# How can I measure correctly with a ruler?

When measuring with a ruler divided into mm lines, should I include the lines by themselves or only in between them?

I illustrated the problem. (I took an example of measuring of 10 mm with two long lines just to make my point, but my question is also about 1 mm, 2 mm, etc). • If the lines are that thick then you need a better quality ruler. Sep 23, 2020 at 19:01
• You use a scale to make fairly accurate measurements. Sep 24, 2020 at 1:51
• As long as you're consistent, it doesn't matter - middle to middle, left edge to left edge, right edge to right edge, it's all (more or less) the same. Sep 24, 2020 at 9:19
• @mart because everyone clicks on it thinking, "how hard can it be?"
– stan
Sep 24, 2020 at 15:14
• @stan They're all even numbers, nod odd numbers. What's more infuriating is that there are only 7 bars between the main bars. I don't know what kind of ruler this is, but I wouldn't want to use it for millimetres.
– Mast
Sep 25, 2020 at 7:43

For this answer, I'll be using this terrible excuse of a ruler, where ┃ is the lines indicating each millimeter and the . is just representing the left-most and right-most face of each of those lines

 0     1     2     3     4
.┃.   .┃.   .┃.   .┃.   .┃.


As I understand it, you're asking whether you should measure 1 mm as:

 0     1     2     3     4
.┃.   .┃.   .┃.   .┃.   .┃.
<------->


(i.e. from outer face to outer face) or as

 0     1     2     3     4
.┃.   .┃.   .┃.   .┃.   .┃.
<--->


(from inner face to inner face).

The answer is that both are wrong: what's important is consistency.

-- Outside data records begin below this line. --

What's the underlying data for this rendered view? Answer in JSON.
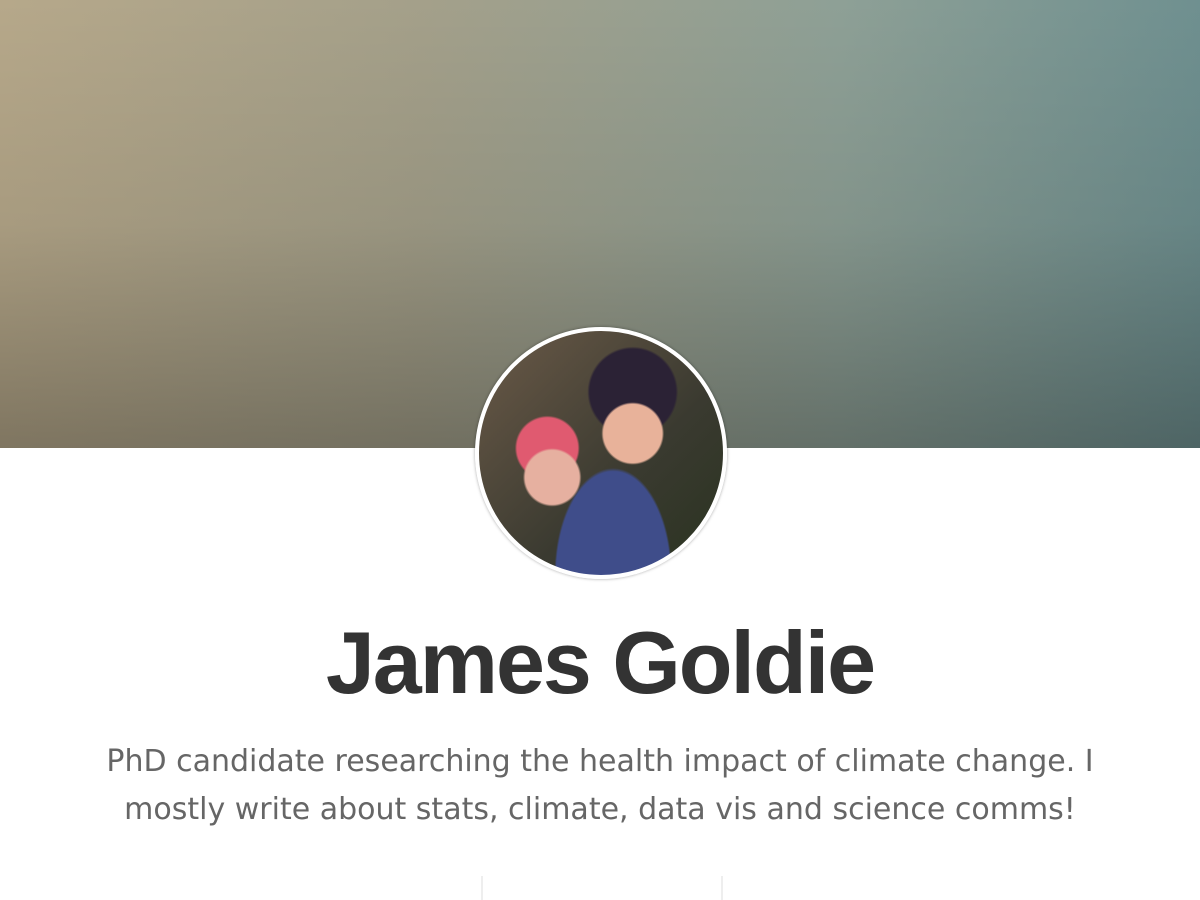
{
  "profile": {
    "name": "James Goldie",
    "bio": "PhD candidate researching the health impact of climate change. I mostly write about stats, climate, data vis and science comms!"
  }
}
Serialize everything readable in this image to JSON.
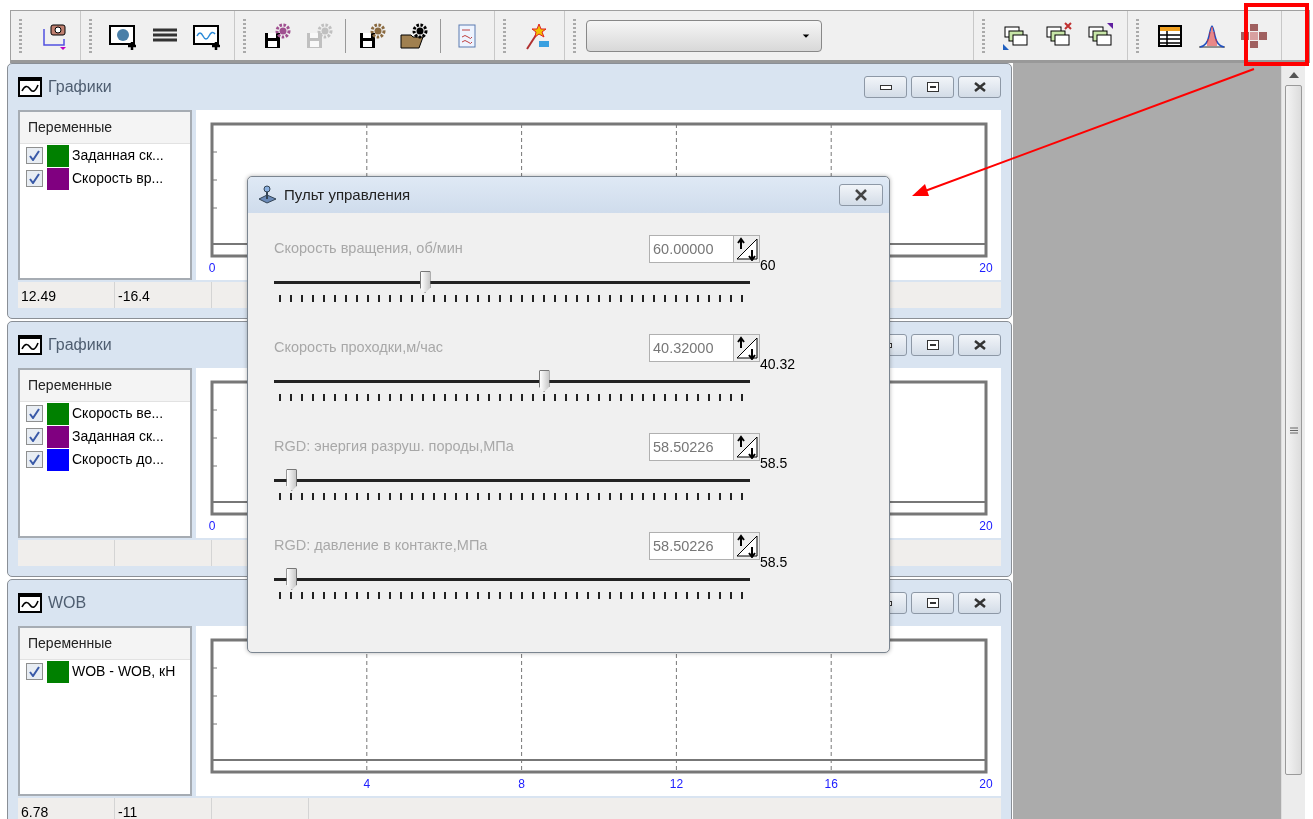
{
  "toolbar": {
    "groups": [
      {
        "items": [
          {
            "kind": "camera",
            "disabled": false
          }
        ]
      },
      {
        "items": [
          {
            "kind": "image-add",
            "disabled": false
          },
          {
            "kind": "list",
            "disabled": false
          },
          {
            "kind": "chart-add",
            "disabled": false
          }
        ]
      },
      {
        "items": [
          {
            "kind": "save-gear",
            "disabled": false
          },
          {
            "kind": "save-gear",
            "disabled": true
          },
          {
            "kind": "separator"
          },
          {
            "kind": "floppy-gear",
            "disabled": false
          },
          {
            "kind": "folder-gear",
            "disabled": false
          },
          {
            "kind": "separator"
          },
          {
            "kind": "report",
            "disabled": false
          }
        ]
      },
      {
        "items": [
          {
            "kind": "wand",
            "disabled": false
          }
        ]
      },
      {
        "items": [
          {
            "kind": "combo"
          }
        ]
      },
      {
        "items": [
          {
            "kind": "stack-corner",
            "disabled": false
          },
          {
            "kind": "stack-x",
            "disabled": false
          },
          {
            "kind": "stack-mark",
            "disabled": false
          }
        ]
      },
      {
        "items": [
          {
            "kind": "table",
            "disabled": false
          },
          {
            "kind": "bell",
            "disabled": false
          },
          {
            "kind": "pad",
            "disabled": false
          }
        ]
      }
    ]
  },
  "windows": [
    {
      "title": "Графики",
      "legend_header": "Переменные",
      "variables": [
        {
          "label": "Заданная ск...",
          "checked": true,
          "color": "#008000"
        },
        {
          "label": "Скорость вр...",
          "checked": true,
          "color": "#800080"
        }
      ],
      "status": [
        "12.49",
        "-16.4"
      ],
      "axis_labels": [
        {
          "text": "0",
          "kind": "start"
        },
        {
          "text": "20",
          "kind": "end"
        }
      ]
    },
    {
      "title": "Графики",
      "legend_header": "Переменные",
      "variables": [
        {
          "label": "Скорость ве...",
          "checked": true,
          "color": "#008000"
        },
        {
          "label": "Заданная ск...",
          "checked": true,
          "color": "#800080"
        },
        {
          "label": "Скорость до...",
          "checked": true,
          "color": "#0000ff"
        }
      ],
      "axis_labels": [
        {
          "text": "0",
          "kind": "start"
        },
        {
          "text": "20",
          "kind": "end"
        }
      ]
    },
    {
      "title": "WOB",
      "legend_header": "Переменные",
      "variables": [
        {
          "label": "WOB - WOB, кН",
          "checked": true,
          "color": "#008000"
        }
      ],
      "status": [
        "6.78",
        "-11"
      ],
      "axis_labels": [
        {
          "text": "4",
          "kind": "grid"
        },
        {
          "text": "8",
          "kind": "grid"
        },
        {
          "text": "12",
          "kind": "grid"
        },
        {
          "text": "16",
          "kind": "grid"
        },
        {
          "text": "20",
          "kind": "end"
        }
      ]
    }
  ],
  "dialog": {
    "title": "Пульт управления",
    "controls": [
      {
        "label": "Скорость вращения, об/мин",
        "value": "60.00000",
        "reading": "60",
        "level": 0.31
      },
      {
        "label": "Скорость проходки,м/час",
        "value": "40.32000",
        "reading": "40.32",
        "level": 0.56
      },
      {
        "label": "RGD: энергия разруш. породы,МПа",
        "value": "58.50226",
        "reading": "58.5",
        "level": 0.03
      },
      {
        "label": "RGD: давление в контакте,МПа",
        "value": "58.50226",
        "reading": "58.5",
        "level": 0.03
      }
    ]
  }
}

It's worth remembering the obvious assertion that 2 mm has to be twice as long as 1 mm.

If you were to measure from outer face to outer face, 2 mm would be less than twice 1 mm. After all, your measurement of 1 mm spans the distance between the lines plus the full width of two lines ($$d + 2w$$), while 2 mm spans two distances between lines plus the width of only three lines ($$2d + 3w$$).

 0     1     2     3     4
.┃.   .┃.   .┃.   .┃.   .┃.
<------->
<------------->


Inversely, if you measure from inner face to inner face, 2 mm will be more than twice 1 mm, since 1 mm will only be the distance between two lines ($$d$$) while 2  will be two distances between lines plus the width of a line ($$2d + w$$).

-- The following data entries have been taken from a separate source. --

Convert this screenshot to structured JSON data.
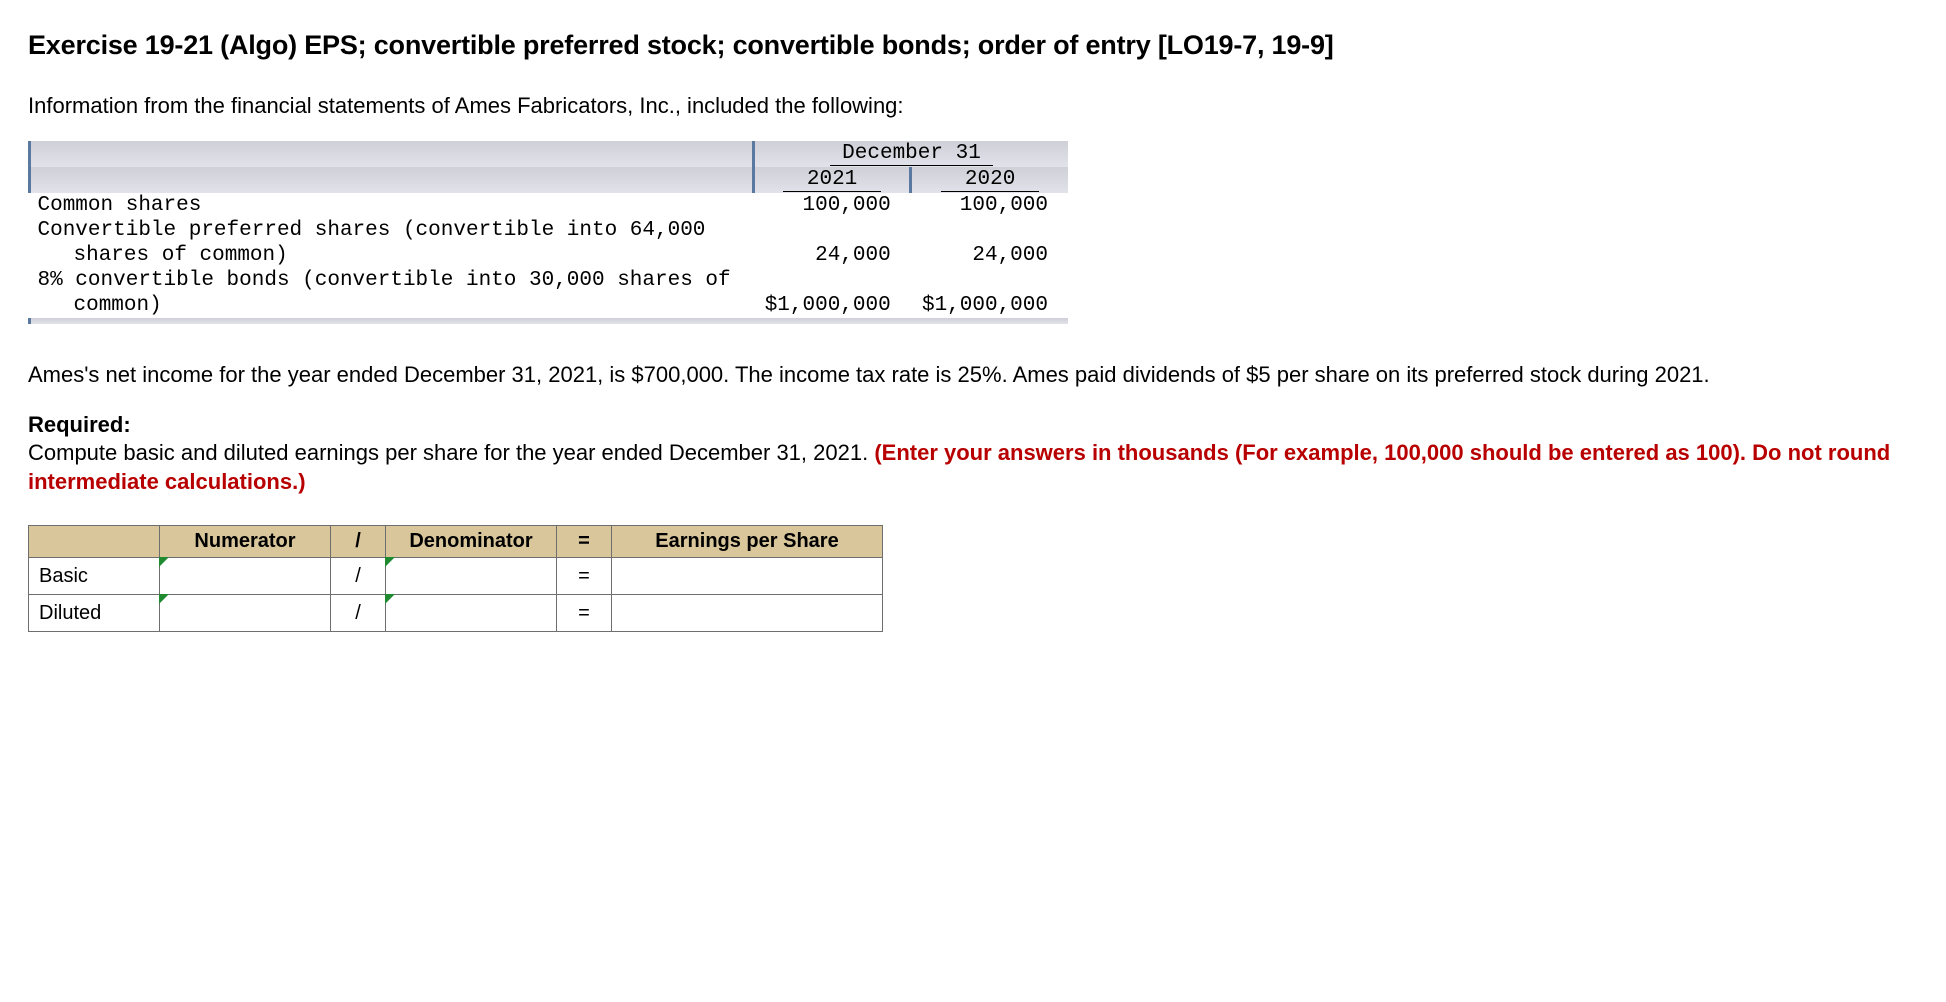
{
  "title": "Exercise 19-21 (Algo) EPS; convertible preferred stock; convertible bonds; order of entry [LO19-7, 19-9]",
  "intro": "Information from the financial statements of Ames Fabricators, Inc., included the following:",
  "fin": {
    "date_header": "December 31",
    "years": {
      "y1": "2021",
      "y2": "2020"
    },
    "rows": {
      "common": {
        "label": "Common shares",
        "y1": "100,000",
        "y2": "100,000"
      },
      "pref1": {
        "label": "Convertible preferred shares (convertible into 64,000"
      },
      "pref2": {
        "label": "shares of common)",
        "y1": "24,000",
        "y2": "24,000"
      },
      "bond1": {
        "label": "8% convertible bonds (convertible into 30,000 shares of"
      },
      "bond2": {
        "label": "common)",
        "y1": "$1,000,000",
        "y2": "$1,000,000"
      }
    }
  },
  "para_netincome": "Ames's net income for the year ended December 31, 2021, is $700,000. The income tax rate is 25%. Ames paid dividends of $5 per share on its preferred stock during 2021.",
  "req": {
    "label": "Required:",
    "text_plain": "Compute basic and diluted earnings per share for the year ended December 31, 2021. ",
    "text_red": "(Enter your answers in thousands (For example, 100,000 should be entered as 100). Do not round intermediate calculations.)"
  },
  "ans": {
    "headers": {
      "num": "Numerator",
      "div": "/",
      "den": "Denominator",
      "eq": "=",
      "eps": "Earnings per Share"
    },
    "rows": {
      "basic": {
        "label": "Basic",
        "div": "/",
        "eq": "="
      },
      "diluted": {
        "label": "Diluted",
        "div": "/",
        "eq": "="
      }
    }
  }
}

 0     1     2     3     4
.┃.   .┃.   .┃.   .┃.   .┃.
<--->
<--------->


The only way to get 2 mm to be twice 1 mm is to not think in terms of inner/outer faces but in terms of consistency: define if you're going to use the left face, right face or center of the lines and use that for everything.

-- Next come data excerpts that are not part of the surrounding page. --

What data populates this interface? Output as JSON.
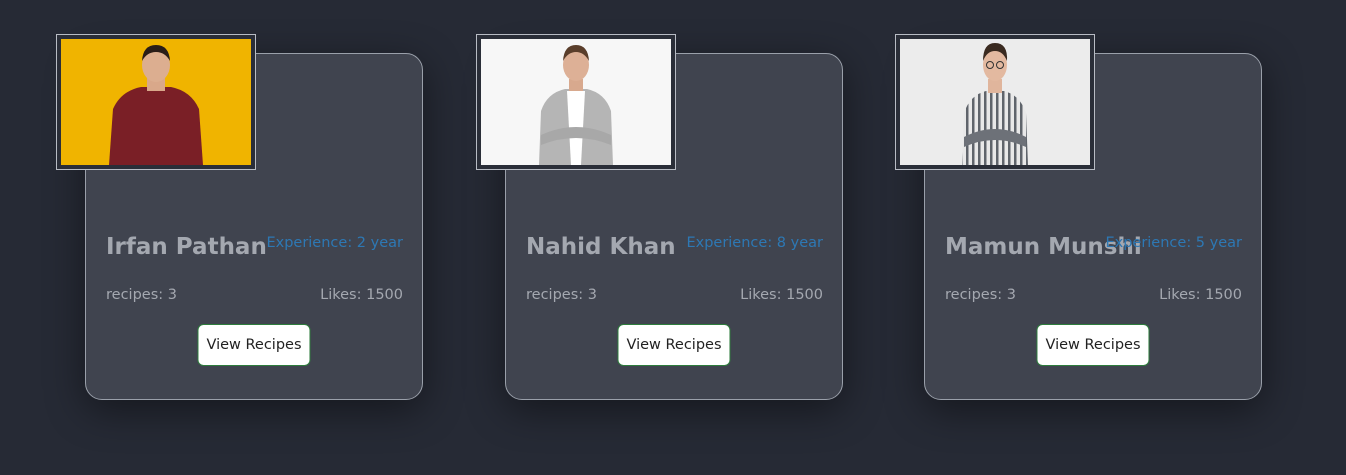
{
  "chefs": [
    {
      "name": "Irfan Pathan",
      "experience": "Experience: 2 year",
      "recipes": "recipes: 3",
      "likes": "Likes: 1500",
      "button_label": "View Recipes",
      "photo_bg": "#f0b400",
      "shirt_color": "#7a1f26"
    },
    {
      "name": "Nahid Khan",
      "experience": "Experience: 8 year",
      "recipes": "recipes: 3",
      "likes": "Likes: 1500",
      "button_label": "View Recipes",
      "photo_bg": "#f7f7f7",
      "shirt_color": "#b5b5b5"
    },
    {
      "name": "Mamun Munshi",
      "experience": "Experience: 5 year",
      "recipes": "recipes: 3",
      "likes": "Likes: 1500",
      "button_label": "View Recipes",
      "photo_bg": "#ececec",
      "shirt_color": "#8a8f96"
    }
  ]
}
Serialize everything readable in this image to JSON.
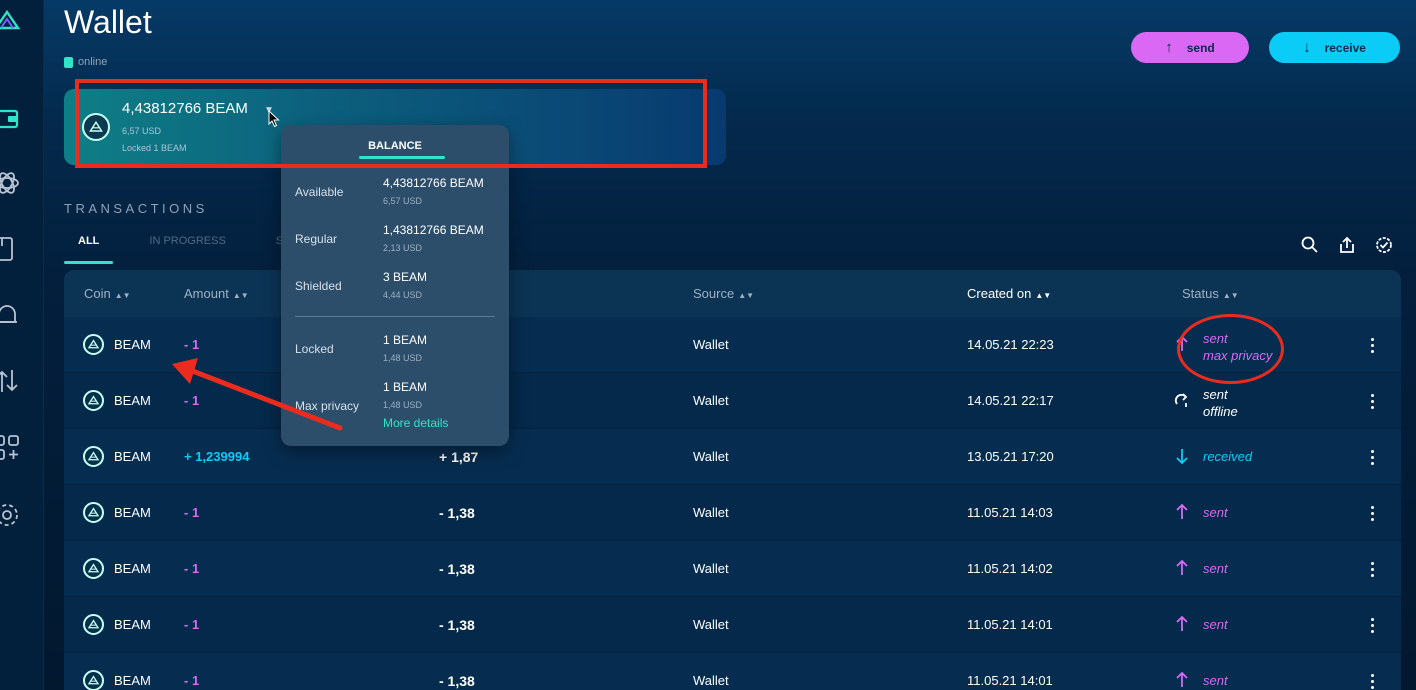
{
  "page": {
    "title": "Wallet",
    "status": "online"
  },
  "actions": {
    "send": "send",
    "receive": "receive"
  },
  "asset": {
    "amount": "4,43812766  BEAM",
    "usd": "6,57 USD",
    "locked": "Locked  1  BEAM"
  },
  "transactions": {
    "title": "TRANSACTIONS",
    "tabs": [
      "ALL",
      "IN PROGRESS",
      "SENT"
    ],
    "columns": {
      "coin": "Coin",
      "amount": "Amount",
      "source": "Source",
      "created": "Created on",
      "status": "Status"
    },
    "rows": [
      {
        "coin": "BEAM",
        "amount": "- 1",
        "usd": "",
        "source": "Wallet",
        "created": "14.05.21 22:23",
        "status1": "sent",
        "status2": "max privacy"
      },
      {
        "coin": "BEAM",
        "amount": "- 1",
        "usd": "",
        "source": "Wallet",
        "created": "14.05.21 22:17",
        "status1": "sent",
        "status2": "offline"
      },
      {
        "coin": "BEAM",
        "amount": "+ 1,239994",
        "usd": "+ 1,87",
        "source": "Wallet",
        "created": "13.05.21 17:20",
        "status1": "received",
        "status2": ""
      },
      {
        "coin": "BEAM",
        "amount": "- 1",
        "usd": "- 1,38",
        "source": "Wallet",
        "created": "11.05.21 14:03",
        "status1": "sent",
        "status2": ""
      },
      {
        "coin": "BEAM",
        "amount": "- 1",
        "usd": "- 1,38",
        "source": "Wallet",
        "created": "11.05.21 14:02",
        "status1": "sent",
        "status2": ""
      },
      {
        "coin": "BEAM",
        "amount": "- 1",
        "usd": "- 1,38",
        "source": "Wallet",
        "created": "11.05.21 14:01",
        "status1": "sent",
        "status2": ""
      },
      {
        "coin": "BEAM",
        "amount": "- 1",
        "usd": "- 1,38",
        "source": "Wallet",
        "created": "11.05.21 14:01",
        "status1": "sent",
        "status2": ""
      }
    ]
  },
  "balance_popup": {
    "tab": "BALANCE",
    "items": [
      {
        "label": "Available",
        "value": "4,43812766  BEAM",
        "usd": "6,57 USD"
      },
      {
        "label": "Regular",
        "value": "1,43812766  BEAM",
        "usd": "2,13 USD"
      },
      {
        "label": "Shielded",
        "value": "3  BEAM",
        "usd": "4,44 USD"
      },
      {
        "label": "Locked",
        "value": "1  BEAM",
        "usd": "1,48 USD"
      },
      {
        "label": "Max privacy",
        "value": "1  BEAM",
        "usd": "1,48 USD"
      }
    ],
    "more": "More details"
  },
  "colors": {
    "accent": "#2fe4c9",
    "send": "#da68f5",
    "receive": "#0bccf7",
    "annotation": "#ec2b1f"
  }
}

This way you ensure that going from the left side of 0 to the left side of 2 is equal to the distance from left-0 to left-1 plus from left-1 to left-2 (or the same from the right face of each line, or from the center of each line):

 0     1     2     3     4
.┃.   .┃.   .┃.   .┃.   .┃.
<----->
<----->
<----------->


You should include the thickness of one total line. In an ideal world, one would measure the the centre of each line (marked 'also correct' below). In this case, you're including half of each line.

It's not always easy to judge the centre of the line on a rough plastic ruler, so, assuming that the lines are of equal width, it may be easier to measure from the left hand side of each line (marked 'correct' below).

As long as you measure from the same place on both lines (left hand side, centre, or right hand side), then you will be OK. In theory I agree with others, what's important here is consistency, exact values are meant to be at the center of the lines (so measure center to center or maybe easier from left side to left side).

My emphasis here is on "meant to be":

• When you measure existing distance you are not supposed to read anything from that ruler more precise then a mm, let it be inner borders of the lines or outer borders you still will read 10 mm and that additional / missing 0.2-0.4 mm are the error of your device, if you need to be more precise you need a different kind of tool.

• When you need to draw lines - according to my experience - it's still easiest to use center of lines as reference.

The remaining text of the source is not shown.